建物の基準などは建築基準法告示により定義されています。

住宅の場合、レッドゾーンからの移転に対して補助金も出ますので、レッドゾーンからの移転を考えている場合は、必ずお住まいの市町村にご相談ください。

土砂災害警戒区域(イエローゾーン)

イエローゾーンは、規制は特にありませんが、土砂災害の危険性があるという注意喚起をする区域になります。

土砂災害防止法としての規制はありませんが、がけ条例などの検討は別途必要になりますのでご注意ください。

③急傾斜地法(急傾斜地崩壊危険区域)

がけの近くに土砂崩れの看板が立っているのを見たことがあると思いますが、その多くがこの急傾斜地崩壊危険区域の看板です。

参照:急傾斜地崩壊危険区域の解説(国土交通省)

指定の条件は、②の土砂災害防止法の傾斜30度以上高さ5m以上というものは同じですが、こちらは相当数の居住者(住宅)があることが指定の条件となります。

指定がされれば基本的に都道府県ががけ崩れの対策工事を行ってくれますが、建物を建てる際には許可が必要となります。

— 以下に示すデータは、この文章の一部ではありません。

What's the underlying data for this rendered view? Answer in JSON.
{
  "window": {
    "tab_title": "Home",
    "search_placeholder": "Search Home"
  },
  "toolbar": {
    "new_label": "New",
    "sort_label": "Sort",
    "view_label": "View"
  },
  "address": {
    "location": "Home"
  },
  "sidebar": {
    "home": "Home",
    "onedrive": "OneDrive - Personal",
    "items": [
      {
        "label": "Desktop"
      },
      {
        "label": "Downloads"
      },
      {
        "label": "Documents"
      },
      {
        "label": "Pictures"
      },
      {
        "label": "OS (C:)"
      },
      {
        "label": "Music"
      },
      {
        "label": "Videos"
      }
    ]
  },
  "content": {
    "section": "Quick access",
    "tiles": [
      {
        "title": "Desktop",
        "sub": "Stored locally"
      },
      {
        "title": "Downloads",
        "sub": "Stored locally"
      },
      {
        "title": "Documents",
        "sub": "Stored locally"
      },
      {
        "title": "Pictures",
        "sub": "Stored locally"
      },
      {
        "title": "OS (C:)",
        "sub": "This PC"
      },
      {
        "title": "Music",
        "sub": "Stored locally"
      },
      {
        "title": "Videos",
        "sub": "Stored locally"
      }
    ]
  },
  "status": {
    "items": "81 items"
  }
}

また、対策工事には居住者負担もあり、全ての区域に対策工事がされるわけではないため、土地探しの際には十分に注意してください。

非常に似た言葉として、『急傾斜地崩壊危険個所』というのがあります。これは、急傾斜地法とは関係なく、都道府県が、地図などから抽出した土砂崩れの危険を示す場所のことを現していますので、急傾斜地崩壊危険区域とは別物になります。

参考:急傾斜地に関する区域の違い(東京都)

④宅地造成等規制法(宅地造成工事規制区域)

宅地造成工事規制区域に指定されている土地で切圡や盛土をする場合は、技術基準に適合した許可が必要となります。

そのため、一般的な住宅の造成費用より多くの費用が必要となります。

指定されている地域はそれほど多くはありませんが、手続きのみでなく、費用に大きく関わりますので、指定されているかどうか、土地選びする際は、不動産会社や市町村に事前確認をすることをおすすめします。

まとめ

4つのがけに関する規制を紹介しましたが、私が自治体で働いていた際に、最も多くの相談があったのがこの『がけの規制』です。

規制の範囲に入っていても、一切建てられないということはありませんが、もしものことを考えれば、購入費が安いとしても新たな土地の購入はおススメしません。

もともと所有してる土地や建て直す実家が規制の範囲内だったということはよくありますので、法律を守りながら、より安全な対策をとるようにしてください。